通信24-17 新しい眼鏡の威力に溺れる

 いよいよ連作の最後の曲に入る。この一年、この連作ってやつに散々振り回されたんだ。途中、もうこの連作は完成しないんじゃないかと諦めかけたが、この秋になって突然、大幅にペースが上がってきた。いったいどうした事だって?うん、もちろん新しい眼鏡のせいだ。ちょいと前までは四線だか六線だかよく見えないまま、五線紙に音符をぐりぐりと書き込んでいた。ああ、これこそ盲目滅法ってやつさ。
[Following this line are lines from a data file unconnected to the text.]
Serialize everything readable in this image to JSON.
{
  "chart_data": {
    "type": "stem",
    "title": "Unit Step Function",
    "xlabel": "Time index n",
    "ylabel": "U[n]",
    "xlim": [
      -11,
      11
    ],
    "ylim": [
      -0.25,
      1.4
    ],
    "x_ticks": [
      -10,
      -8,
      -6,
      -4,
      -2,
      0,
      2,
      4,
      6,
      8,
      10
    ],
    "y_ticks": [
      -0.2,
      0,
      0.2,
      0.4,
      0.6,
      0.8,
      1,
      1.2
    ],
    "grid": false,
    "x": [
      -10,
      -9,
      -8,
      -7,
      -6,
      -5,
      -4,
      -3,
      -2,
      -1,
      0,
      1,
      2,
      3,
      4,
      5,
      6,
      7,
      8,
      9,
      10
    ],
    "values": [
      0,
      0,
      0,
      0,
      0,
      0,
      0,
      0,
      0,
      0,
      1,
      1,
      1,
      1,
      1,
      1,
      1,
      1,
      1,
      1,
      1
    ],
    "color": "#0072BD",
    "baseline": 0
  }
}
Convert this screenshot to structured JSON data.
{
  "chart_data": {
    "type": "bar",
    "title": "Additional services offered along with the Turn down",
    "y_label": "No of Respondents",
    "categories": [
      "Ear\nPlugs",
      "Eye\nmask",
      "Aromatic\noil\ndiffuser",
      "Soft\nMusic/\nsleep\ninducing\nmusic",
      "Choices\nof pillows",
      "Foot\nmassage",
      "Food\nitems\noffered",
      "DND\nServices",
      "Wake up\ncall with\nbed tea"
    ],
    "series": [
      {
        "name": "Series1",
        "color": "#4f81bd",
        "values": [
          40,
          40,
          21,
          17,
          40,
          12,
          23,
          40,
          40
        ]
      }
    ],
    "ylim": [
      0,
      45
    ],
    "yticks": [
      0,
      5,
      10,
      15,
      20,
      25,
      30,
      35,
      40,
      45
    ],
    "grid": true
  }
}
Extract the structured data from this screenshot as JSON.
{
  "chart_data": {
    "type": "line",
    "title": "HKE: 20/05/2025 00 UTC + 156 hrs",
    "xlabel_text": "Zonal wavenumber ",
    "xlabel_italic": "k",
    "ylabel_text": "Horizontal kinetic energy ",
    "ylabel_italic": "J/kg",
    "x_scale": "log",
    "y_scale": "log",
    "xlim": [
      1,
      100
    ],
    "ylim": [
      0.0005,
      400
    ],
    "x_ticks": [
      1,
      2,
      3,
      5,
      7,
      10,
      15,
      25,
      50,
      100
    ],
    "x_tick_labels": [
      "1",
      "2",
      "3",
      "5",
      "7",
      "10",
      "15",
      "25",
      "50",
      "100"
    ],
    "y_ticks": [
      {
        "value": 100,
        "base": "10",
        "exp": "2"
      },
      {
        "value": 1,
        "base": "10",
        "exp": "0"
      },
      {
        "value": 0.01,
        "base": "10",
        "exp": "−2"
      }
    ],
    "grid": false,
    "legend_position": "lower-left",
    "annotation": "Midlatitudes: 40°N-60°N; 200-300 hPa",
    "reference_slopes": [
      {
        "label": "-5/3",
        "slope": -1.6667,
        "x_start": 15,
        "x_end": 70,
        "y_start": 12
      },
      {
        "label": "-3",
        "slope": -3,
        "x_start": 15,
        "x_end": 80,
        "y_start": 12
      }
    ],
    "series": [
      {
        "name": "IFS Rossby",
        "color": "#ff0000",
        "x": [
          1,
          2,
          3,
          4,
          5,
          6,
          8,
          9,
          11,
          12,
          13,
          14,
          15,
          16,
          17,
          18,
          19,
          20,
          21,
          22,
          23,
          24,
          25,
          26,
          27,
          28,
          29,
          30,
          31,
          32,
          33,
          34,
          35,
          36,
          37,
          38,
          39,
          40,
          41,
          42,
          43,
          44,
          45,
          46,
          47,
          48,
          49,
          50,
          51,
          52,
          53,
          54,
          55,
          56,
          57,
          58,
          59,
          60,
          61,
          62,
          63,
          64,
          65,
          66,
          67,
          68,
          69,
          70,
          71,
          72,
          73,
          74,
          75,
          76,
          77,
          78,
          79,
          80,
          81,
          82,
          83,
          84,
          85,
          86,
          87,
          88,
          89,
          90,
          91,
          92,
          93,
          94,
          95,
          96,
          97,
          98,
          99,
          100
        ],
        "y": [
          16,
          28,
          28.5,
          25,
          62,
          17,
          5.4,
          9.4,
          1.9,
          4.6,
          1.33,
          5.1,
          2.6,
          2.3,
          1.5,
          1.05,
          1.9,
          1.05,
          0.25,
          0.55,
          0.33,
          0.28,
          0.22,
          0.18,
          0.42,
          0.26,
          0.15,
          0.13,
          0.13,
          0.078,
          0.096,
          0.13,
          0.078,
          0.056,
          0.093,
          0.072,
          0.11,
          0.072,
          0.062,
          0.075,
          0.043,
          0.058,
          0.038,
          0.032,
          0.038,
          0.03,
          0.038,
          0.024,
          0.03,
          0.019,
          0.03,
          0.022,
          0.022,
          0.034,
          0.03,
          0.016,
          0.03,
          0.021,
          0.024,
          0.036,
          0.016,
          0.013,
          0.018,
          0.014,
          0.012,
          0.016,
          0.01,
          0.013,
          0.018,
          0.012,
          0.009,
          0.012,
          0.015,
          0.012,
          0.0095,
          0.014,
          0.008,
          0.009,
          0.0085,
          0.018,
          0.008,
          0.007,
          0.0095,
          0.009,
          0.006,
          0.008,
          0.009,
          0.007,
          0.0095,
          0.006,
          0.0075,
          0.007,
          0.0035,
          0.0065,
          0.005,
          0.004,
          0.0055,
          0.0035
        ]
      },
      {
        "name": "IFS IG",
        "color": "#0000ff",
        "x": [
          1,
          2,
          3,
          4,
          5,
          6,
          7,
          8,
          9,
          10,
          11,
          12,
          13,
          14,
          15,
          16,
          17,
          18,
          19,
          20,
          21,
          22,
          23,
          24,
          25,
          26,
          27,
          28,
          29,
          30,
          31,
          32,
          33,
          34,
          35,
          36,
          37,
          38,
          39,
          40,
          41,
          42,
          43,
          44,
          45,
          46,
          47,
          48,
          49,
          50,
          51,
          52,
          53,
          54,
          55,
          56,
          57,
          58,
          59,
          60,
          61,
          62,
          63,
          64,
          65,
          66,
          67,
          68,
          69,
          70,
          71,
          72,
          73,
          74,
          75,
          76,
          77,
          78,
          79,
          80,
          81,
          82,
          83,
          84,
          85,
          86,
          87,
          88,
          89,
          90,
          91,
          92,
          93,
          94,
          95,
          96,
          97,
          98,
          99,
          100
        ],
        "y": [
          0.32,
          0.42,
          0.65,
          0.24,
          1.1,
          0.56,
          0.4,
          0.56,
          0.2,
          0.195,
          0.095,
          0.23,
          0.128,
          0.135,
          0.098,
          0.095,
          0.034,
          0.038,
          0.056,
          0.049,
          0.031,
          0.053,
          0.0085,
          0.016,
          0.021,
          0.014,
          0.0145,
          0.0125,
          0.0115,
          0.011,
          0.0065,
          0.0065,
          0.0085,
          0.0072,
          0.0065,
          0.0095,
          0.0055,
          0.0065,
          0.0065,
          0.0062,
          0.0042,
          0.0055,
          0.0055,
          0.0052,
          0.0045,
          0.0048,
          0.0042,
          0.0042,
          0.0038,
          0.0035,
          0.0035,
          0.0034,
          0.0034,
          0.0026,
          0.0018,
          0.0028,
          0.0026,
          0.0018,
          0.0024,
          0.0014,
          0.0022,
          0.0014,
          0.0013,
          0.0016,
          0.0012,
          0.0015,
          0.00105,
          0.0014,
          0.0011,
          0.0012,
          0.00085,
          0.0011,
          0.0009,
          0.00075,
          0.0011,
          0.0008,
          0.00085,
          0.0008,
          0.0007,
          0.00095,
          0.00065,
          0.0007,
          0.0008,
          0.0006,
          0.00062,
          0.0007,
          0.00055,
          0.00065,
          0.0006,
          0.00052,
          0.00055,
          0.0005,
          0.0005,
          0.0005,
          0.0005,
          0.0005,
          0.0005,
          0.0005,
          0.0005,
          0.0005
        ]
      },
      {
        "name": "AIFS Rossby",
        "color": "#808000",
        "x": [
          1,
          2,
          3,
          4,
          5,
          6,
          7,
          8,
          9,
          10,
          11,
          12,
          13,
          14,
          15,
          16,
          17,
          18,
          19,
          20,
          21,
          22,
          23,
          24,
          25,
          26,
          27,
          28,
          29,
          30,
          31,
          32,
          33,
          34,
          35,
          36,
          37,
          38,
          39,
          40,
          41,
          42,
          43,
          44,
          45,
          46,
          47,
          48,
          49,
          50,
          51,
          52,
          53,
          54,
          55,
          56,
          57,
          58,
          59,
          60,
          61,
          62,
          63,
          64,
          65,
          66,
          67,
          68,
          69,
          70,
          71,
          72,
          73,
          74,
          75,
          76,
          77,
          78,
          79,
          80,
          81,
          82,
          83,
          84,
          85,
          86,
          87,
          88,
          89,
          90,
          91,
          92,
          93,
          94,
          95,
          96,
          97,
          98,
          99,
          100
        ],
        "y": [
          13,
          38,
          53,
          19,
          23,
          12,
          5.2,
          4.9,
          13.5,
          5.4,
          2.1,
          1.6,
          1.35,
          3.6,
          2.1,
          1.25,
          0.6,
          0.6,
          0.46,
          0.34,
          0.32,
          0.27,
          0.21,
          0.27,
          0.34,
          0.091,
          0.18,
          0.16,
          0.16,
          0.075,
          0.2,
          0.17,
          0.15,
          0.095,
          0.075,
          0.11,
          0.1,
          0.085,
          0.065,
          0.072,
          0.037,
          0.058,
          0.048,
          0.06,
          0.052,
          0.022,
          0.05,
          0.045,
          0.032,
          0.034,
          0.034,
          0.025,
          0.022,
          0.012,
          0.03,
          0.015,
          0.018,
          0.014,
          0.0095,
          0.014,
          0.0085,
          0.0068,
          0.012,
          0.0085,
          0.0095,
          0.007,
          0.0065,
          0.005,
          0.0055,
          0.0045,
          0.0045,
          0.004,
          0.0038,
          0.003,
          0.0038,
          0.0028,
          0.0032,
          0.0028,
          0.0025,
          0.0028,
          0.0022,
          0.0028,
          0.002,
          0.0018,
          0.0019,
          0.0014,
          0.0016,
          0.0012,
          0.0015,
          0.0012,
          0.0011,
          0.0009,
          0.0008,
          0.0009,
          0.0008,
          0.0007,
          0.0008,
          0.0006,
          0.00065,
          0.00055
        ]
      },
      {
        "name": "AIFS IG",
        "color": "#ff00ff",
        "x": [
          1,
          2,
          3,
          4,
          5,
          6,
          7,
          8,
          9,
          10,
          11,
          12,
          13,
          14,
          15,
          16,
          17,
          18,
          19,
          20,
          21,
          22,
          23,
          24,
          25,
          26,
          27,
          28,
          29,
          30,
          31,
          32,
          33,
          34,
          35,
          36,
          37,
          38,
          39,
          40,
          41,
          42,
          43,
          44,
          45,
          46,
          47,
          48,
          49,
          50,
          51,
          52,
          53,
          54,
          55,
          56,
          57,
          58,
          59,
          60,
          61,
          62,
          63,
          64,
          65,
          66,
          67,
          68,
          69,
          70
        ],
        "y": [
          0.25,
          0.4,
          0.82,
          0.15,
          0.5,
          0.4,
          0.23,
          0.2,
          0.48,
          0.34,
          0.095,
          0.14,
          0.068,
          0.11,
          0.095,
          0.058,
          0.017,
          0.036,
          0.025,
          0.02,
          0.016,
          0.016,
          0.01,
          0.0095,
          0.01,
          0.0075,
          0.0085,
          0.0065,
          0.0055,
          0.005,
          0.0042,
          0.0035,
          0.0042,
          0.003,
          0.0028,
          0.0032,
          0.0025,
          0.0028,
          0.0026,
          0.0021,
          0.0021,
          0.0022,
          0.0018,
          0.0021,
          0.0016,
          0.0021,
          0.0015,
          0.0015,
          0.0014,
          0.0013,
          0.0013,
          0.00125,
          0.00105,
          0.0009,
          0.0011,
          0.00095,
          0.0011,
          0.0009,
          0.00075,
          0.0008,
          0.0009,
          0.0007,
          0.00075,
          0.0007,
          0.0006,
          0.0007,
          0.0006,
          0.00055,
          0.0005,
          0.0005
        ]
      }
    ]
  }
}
二十段の五線紙、気づかないまま一段間違えて書き続けていたなんて事もざらにあった。

 

 でもこの眼鏡、掛け始めが何とも不愉快なんだ。一旦、ぐにゃりと世界が歪み、しかも物々の輪郭が水彩画のように滲んで見える。二三分もすると馴染んでくるが、それでも何となく頭の奥がぐいぐいと締め付けられているってな感じになるんだ。ああ、確実に私は目ん玉とかいう体のパーツを使い潰そうとしているね。うん、でもいいさ、あと二曲ほど書けば人生のノルマは達成だ。

 

 眼鏡を外すとまたまた視界がぐにゃり、便所に向かうその足取りも何だかおかしいぞ、アホの坂田師匠のように一歩進む毎に足が交叉しているじゃないか、確かこれ千鳥足って言うんじゃなかったっけ、などとぶつぶつ呟きながら、便器の前に立つと、おっと、やじろべえみたいに体がぐらり、便所の壁に頭をごつうんとぶつけ、「年寄ってのは何だか面白いねえ、うふふ・・・などと一人で含み笑いをする。

 

 おいおい目の前のパソコンの画面、そいつが何やらちかちかしてきたぞ。そうさ、こんな馬鹿な文章なんか書いている暇はないんだ。さあ、連作最終章の下書きに入るんだ。という訳で、馬鹿話はここでお終い。

 

                                                                                                      2020. 10. 22.